Arizona Homebuilder
The Three Components of Profitability
By Mike Rudd
In today’s homebuilding/construction environment, market conditions are forcing business owners of
every size to take stock of their businesses and assess key employees’ contributions and expense,
marketing and sales effectiveness, changing customer demographics and credit restrictions, financial
stability of subcontractors, and critical bank and supplier credit relationships. The decisions made
from this assessment in regard to these and many other factors will determine the ultimate survival
and profitability of the company.
Regardless of the strategic direction taken to mitigate the economic and market conditions, the end
result must generate a profit. Profitability is not dependent on any single factor; it is determined
by the continuous interplay between revenue, operations, overhead, and measured by a correctly
designed accounting system.
More specifically, determining a profitable price point for a spec home or establishing a competitive
bid for a custom project requires an understanding of all the costs of acquisition, development,
construction and carrying cost. The above, combined with the ability to correctly calculate and apply
overhead and utilize breakeven, will assure a full understanding of all costs, establish a profitable
selling price and minimize the risk involved.
Further, profitable operations depend on motivated employees who take ownership of their work. However,
since employees make seemingly small decisions every day that can have a substantial impact on the
builder’s financial health, business owners must ask regularly, "What do I need to know?" and "When do
I need to know it?
Starting Point: A Correctly Designed Chart of Accounts
The accounting function is fashioned around the previous two questions. Relevant, timely and accurate
information is represented in the Chart of Accounts, which serves as a road map of operations. The
chart begins with revenue and breaks it down into specific project; spec, custom, re-model, etc., and
should include change orders and custom services. The gives builders the ability to track sales
efforts and assure they are expended in the most profitable sales.
Second is Cost of Good Sold (COGS), which rises and falls with revenue. It can include in-house labor
by function subcontractors, permits, materials, office rental, temporary utilities, equipment rental,
sales commissions, etc. Third is indirect overhead. These are costs associated with the building
projects and services that must be allocated across all revenue activities, such as sales and marketing
wages, showroom and marketing expense, model expense, equipment repair, fuel and consumable supplies.

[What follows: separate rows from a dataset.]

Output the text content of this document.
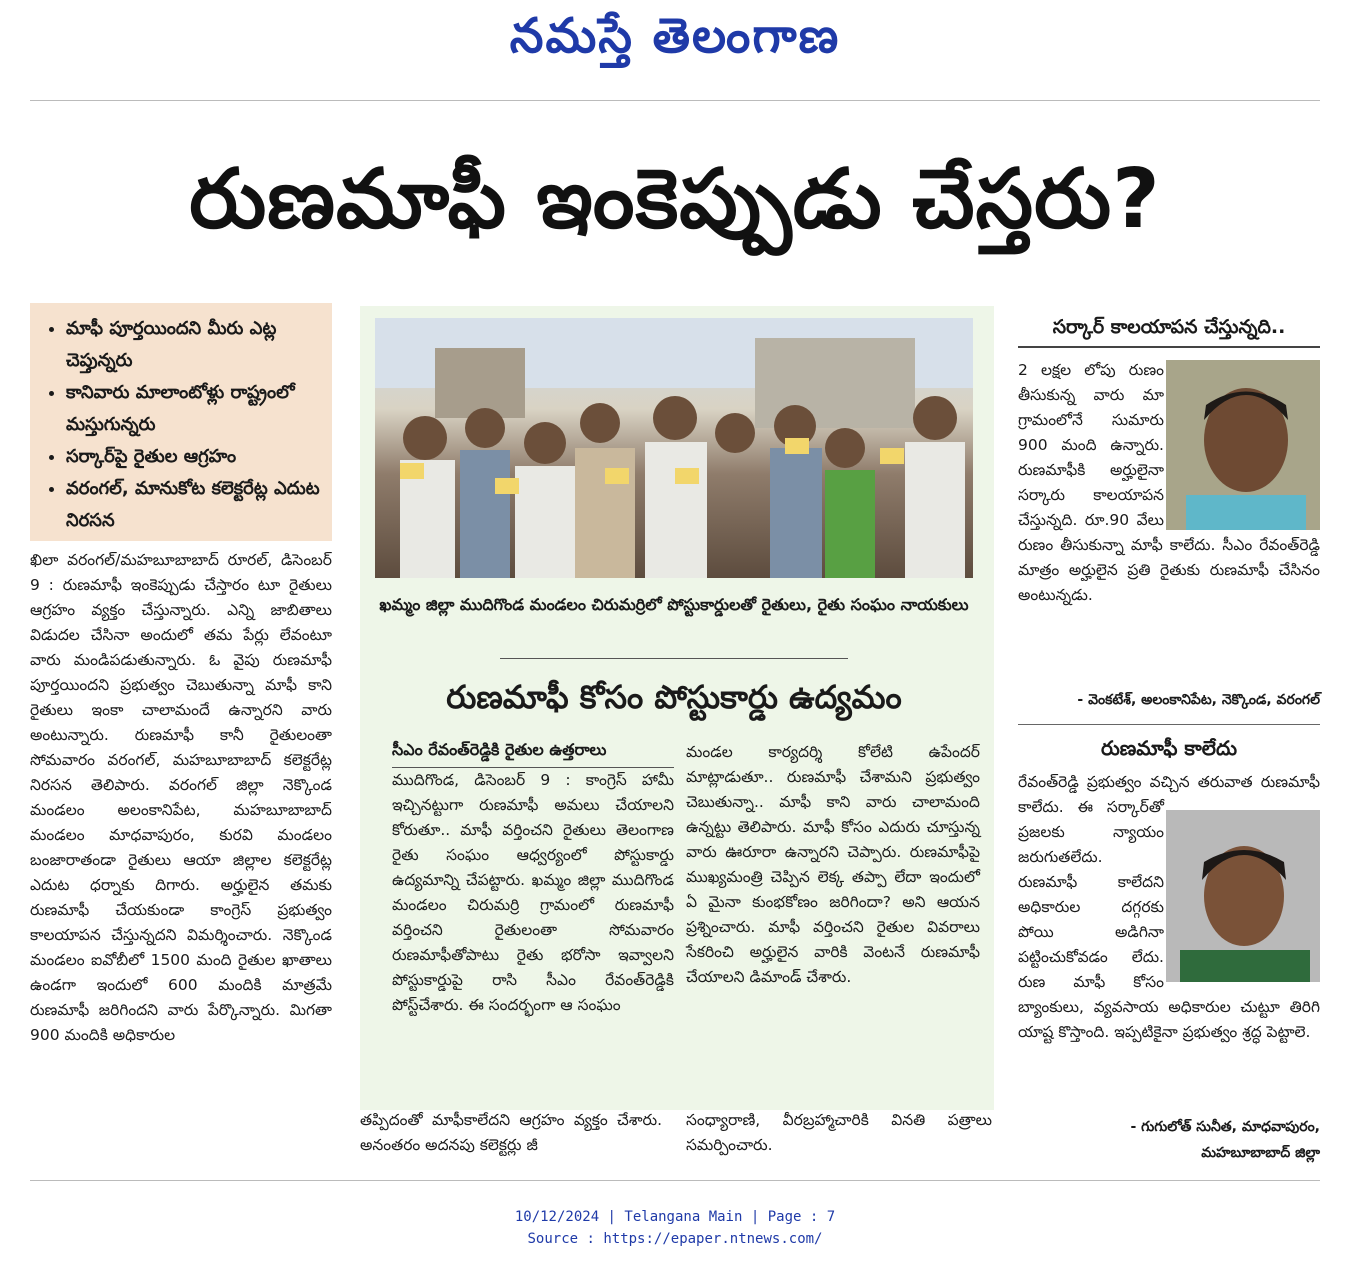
నమస్తే తెలంగాణ
రుణమాఫీ ఇంకెప్పుడు చేస్తరు?
• మాఫీ పూర్తయిందని మీరు ఎట్ల చెప్తున్నరు
• కానివారు మాలాంటోళ్లు రాష్ట్రంలో మస్తుగున్నరు
• సర్కార్‌పై రైతుల ఆగ్రహం
• వరంగల్, మానుకోట కలెక్టరేట్ల ఎదుట నిరసన
ఖిలా వరంగల్/మహబూబాబాద్ రూరల్, డిసెంబర్ 9 : రుణమాఫీ ఇంకెప్పుడు చేస్తారం టూ రైతులు ఆగ్రహం వ్యక్తం చేస్తున్నారు. ఎన్ని జాబితాలు విడుదల చేసినా అందులో తమ పేర్లు లేవంటూ వారు మండిపడుతున్నారు. ఓ వైపు రుణమాఫీ పూర్తయిందని ప్రభుత్వం చెబుతున్నా మాఫీ కాని రైతులు ఇంకా చాలామందే ఉన్నారని వారు అంటున్నారు. రుణమాఫీ కానీ రైతులంతా సోమవారం వరంగల్, మహబూబాబాద్ కలెక్టరేట్ల నిరసన తెలిపారు. వరంగల్ జిల్లా నెక్కొండ మండలం అలంకానిపేట, మహబూబాబాద్ మండలం మాధవాపురం, కురవి మండలం బంజారాతండా రైతులు ఆయా జిల్లాల కలెక్టరేట్ల ఎదుట ధర్నాకు దిగారు. అర్హులైన తమకు రుణమాఫీ చేయకుండా కాంగ్రెస్ ప్రభుత్వం కాలయాపన చేస్తున్నదని విమర్శించారు. నెక్కొండ మండలం ఐవోబీలో 1500 మంది రైతుల ఖాతాలు ఉండగా ఇందులో 600 మందికి మాత్రమే రుణమాఫీ జరిగిందని వారు పేర్కొన్నారు. మిగతా 900 మందికి అధికారుల
ఖమ్మం జిల్లా ముదిగొండ మండలం చిరుమర్రిలో పోస్టుకార్డులతో రైతులు, రైతు సంఘం నాయకులు
రుణమాఫీ కోసం పోస్టుకార్డు ఉద్యమం
సీఎం రేవంత్‌రెడ్డికి రైతుల ఉత్తరాలు
ముదిగొండ, డిసెంబర్ 9 : కాంగ్రెస్ హామీ ఇచ్చినట్టుగా రుణమాఫీ అమలు చేయాలని కోరుతూ.. మాఫీ వర్తించని రైతులు తెలంగాణ రైతు సంఘం ఆధ్వర్యంలో పోస్టుకార్డు ఉద్యమాన్ని చేపట్టారు. ఖమ్మం జిల్లా ముదిగొండ మండలం చిరుమర్రి గ్రామంలో రుణమాఫీ వర్తించని రైతులంతా సోమవారం రుణమాఫీతోపాటు రైతు భరోసా ఇవ్వాలని పోస్టుకార్డుపై రాసి సీఎం రేవంత్‌రెడ్డికి పోస్ట్‌చేశారు. ఈ సందర్భంగా ఆ సంఘం
మండల కార్యదర్శి కోలేటి ఉపేందర్ మాట్లాడుతూ.. రుణమాఫీ చేశామని ప్రభుత్వం చెబుతున్నా.. మాఫీ కాని వారు చాలామంది ఉన్నట్టు తెలిపారు. మాఫీ కోసం ఎదురు చూస్తున్న వారు ఊరూరా ఉన్నారని చెప్పారు. రుణమాఫీపై ముఖ్యమంత్రి చెప్పిన లెక్క తప్పా లేదా ఇందులో ఏ మైనా కుంభకోణం జరిగిందా? అని ఆయన ప్రశ్నించారు. మాఫీ వర్తించని రైతుల వివరాలు సేకరించి అర్హులైన వారికి వెంటనే రుణమాఫీ చేయాలని డిమాండ్ చేశారు.
తప్పిదంతో మాఫీకాలేదని ఆగ్రహం వ్యక్తం చేశారు. అనంతరం అదనపు కలెక్టర్లు జీ
సంధ్యారాణి, వీరబ్రహ్మాచారికి వినతి పత్రాలు సమర్పించారు.
సర్కార్ కాలయాపన చేస్తున్నది..
2 లక్షల లోపు రుణం తీసుకున్న వారు మా గ్రామంలోనే సుమారు 900 మంది ఉన్నారు. రుణమాఫీకి అర్హులైనా సర్కారు కాలయాపన చేస్తున్నది. రూ.90 వేలు రుణం తీసుకున్నా మాఫీ కాలేదు. సీఎం రేవంత్‌రెడ్డి మాత్రం అర్హులైన ప్రతి రైతుకు రుణమాఫీ చేసినం అంటున్నడు.
- వెంకటేశ్, అలంకానిపేట, నెక్కొండ, వరంగల్
రుణమాఫీ కాలేదు
రేవంత్‌రెడ్డి ప్రభుత్వం వచ్చిన తరువాత రుణమాఫీ కాలేదు. ఈ సర్కార్‌తో ప్రజలకు న్యాయం జరుగుతలేదు. రుణమాఫీ కాలేదని అధికారుల దగ్గరకు పోయి అడిగినా పట్టించుకోవడం లేదు. రుణ మాఫీ కోసం బ్యాంకులు, వ్యవసాయ అధికారుల చుట్టూ తిరిగి యాష్ట కొస్తాంది. ఇప్పటికైనా ప్రభుత్వం శ్రద్ధ పెట్టాలె.
- గుగులోత్ సునీత, మాధవాపురం,
మహబూబాబాద్ జిల్లా
10/12/2024 | Telangana Main | Page : 7
Source : https://epaper.ntnews.com/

Fourth is General and Administrative (G&A). These are overhead items that occur with or without building
activity. They include bank fees, interest, lease expense, contributions, depreciation expense and office
expenses. A properly designed Chart of Accounts using reports expressed in percentages and dollars to
measure results enables the builder to quickly identify any areas that are not performing up to stands
and to allocate overheard correctly in the pricing process.
Establishing a pre-determined profit requires careful analysis of the company’s revenue streams, COGS and
overhead expense. These numbers form the basis for a financial roadmap that dictates direction and pace
with benchmarks to be followed. With profit budgeted into the process, the business owner can make continual
and incremental adjustments to operations and track profitability.
Profitable Work or Just Busywork?
Customers who demand difficult project schedules or unreasonable pricing structures, or embarking on a
project to "cover some overhead" consumes capacity, limiting the ability to work on projects for customers
who are willing to pay a fair price for quality and service. Accepting marginal or unprofitable projects
simply for revenue’s sake strains not only capacity but working capital as well, thereby creating a cash
flow shortage. Eventually, the company is compelled to extend vendor payments, increase its line of credit
or secure expensive bridge loans. With building capacity tied up in unprofitable projects, there is no
opportunity to take on profitable ones. The company literally "grows itself out of business" in an ever-
increasing downward spiral.
The solution is to understand the project’s true cost, accurately apply overhead and establish a profitable
price point or bid and motivate salespeople to sell profitable projects through a compensation program that
pays higher commissions for sales with the healthiest gross margin while providing little or no reward for
sales that do no meet certain minimum standards.
Holding employees accountable is often an elusive endeavor. First, all employees need to clearly understand
exactly what is expected of them and when. In addition, profit-based incentives applied to the factors that
employees can control are the best way to ensure that profitable activities are carried out. Simplicity is
the key. When all employees clearly understand how and why their actions and those of others around them
have a direct positive or negative effect on their bonus pay, they become more accountable. Shared
responsibility is the motto.
Second, the shared reward is dispersed based upon each employee’s position within the company (e.g., a manager
with 10 years’ tenure takes a larger share than a six-month worker). Finally, incentives, measured both positive
and negative, should be paid frequently enough to maintain morale yet not so frequently as to cause undue
administrative strain. However, if incentives extend too far into the future, the excitement and momentum wear
off.
Simple Secrets of Success
When business owners have a game plan and controls in place that tell them what they need to know when they
need to know it, they can change the course as needed without interrupting the forward momentum. The pieces
of a winning game are a clear understanding of the difference between profitable and unprofitable projects,
a correctly designed accounting system, clearly defined work performance requirements, and employees who are
motivated to take ownership of their work. That’s the way to fulfill promises to customers and propel the
business to a whole new level of success.